Another dirty little secret is that the federal government, by its own estimates, stands to make $185 billion in profit on student loans over the next 10 years. Boosting the government's profits, borrowers cannot discharge their student loan debt through personal bankruptcy. The Department of Education can even garner federal disability checks!

So why is college so expensive in America?  The knee-jerk conservative response is: tenured ivory tower professors; and money for Democrats from the education lobby.

The former is untrue and the latter is only partly true.  But conservatives should note that the federal student loan system does cause a kind of market distortion, the so-called "Bennet hypothesis," named after conservative William Bennett: with any accredited college eligible to receive students with federal financial aid, there is really no incentive for colleges to cut costs, compete, or focus on degrees that give students a decent Return on Investment (ROI).  

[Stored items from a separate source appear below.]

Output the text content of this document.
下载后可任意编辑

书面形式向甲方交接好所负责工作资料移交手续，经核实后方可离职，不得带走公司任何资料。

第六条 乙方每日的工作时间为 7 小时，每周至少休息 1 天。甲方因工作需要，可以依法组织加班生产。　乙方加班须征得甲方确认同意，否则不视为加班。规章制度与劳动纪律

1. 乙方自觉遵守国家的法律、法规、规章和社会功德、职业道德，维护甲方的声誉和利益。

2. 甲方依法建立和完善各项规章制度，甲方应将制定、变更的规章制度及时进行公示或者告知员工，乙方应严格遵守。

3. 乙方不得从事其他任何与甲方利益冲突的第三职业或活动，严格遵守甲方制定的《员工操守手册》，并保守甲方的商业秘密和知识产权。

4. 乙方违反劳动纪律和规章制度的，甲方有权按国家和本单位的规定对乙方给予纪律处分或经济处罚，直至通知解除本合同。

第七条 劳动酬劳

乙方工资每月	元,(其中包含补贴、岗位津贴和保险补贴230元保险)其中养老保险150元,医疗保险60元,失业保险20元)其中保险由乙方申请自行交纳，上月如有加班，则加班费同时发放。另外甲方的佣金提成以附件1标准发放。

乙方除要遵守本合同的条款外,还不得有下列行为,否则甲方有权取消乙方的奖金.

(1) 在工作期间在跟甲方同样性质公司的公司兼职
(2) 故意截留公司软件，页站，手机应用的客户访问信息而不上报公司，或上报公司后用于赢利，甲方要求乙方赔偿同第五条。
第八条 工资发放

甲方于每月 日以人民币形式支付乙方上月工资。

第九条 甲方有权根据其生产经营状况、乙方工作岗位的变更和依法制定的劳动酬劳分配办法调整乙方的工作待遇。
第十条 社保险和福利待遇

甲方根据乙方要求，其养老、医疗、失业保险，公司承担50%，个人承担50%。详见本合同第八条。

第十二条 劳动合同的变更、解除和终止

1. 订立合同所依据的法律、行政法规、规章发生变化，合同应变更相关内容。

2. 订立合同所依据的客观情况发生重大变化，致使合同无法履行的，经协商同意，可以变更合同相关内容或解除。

"A degree in bullshit" does the job for both colleges and the government lender when the collection rate on student loans can exceed 100 percent.

And as we all know, the newer for-profit colleges have been gaming the student loan system -- as well as the education allowances given to members of the U.S. Military -- for several years now, even as students at for-profit colleges have a loan default rate as high as 40 percent.

Another reason colleges are so expensive is what Taibbi calls "gilding": the expensive administration buildings, sports stadiums and celebrity professors. These used to be paid for by nervous, eager parents... until they ran out of money. Now the federal government subsidizes colleges. So why shouldn't colleges go on a spending spree?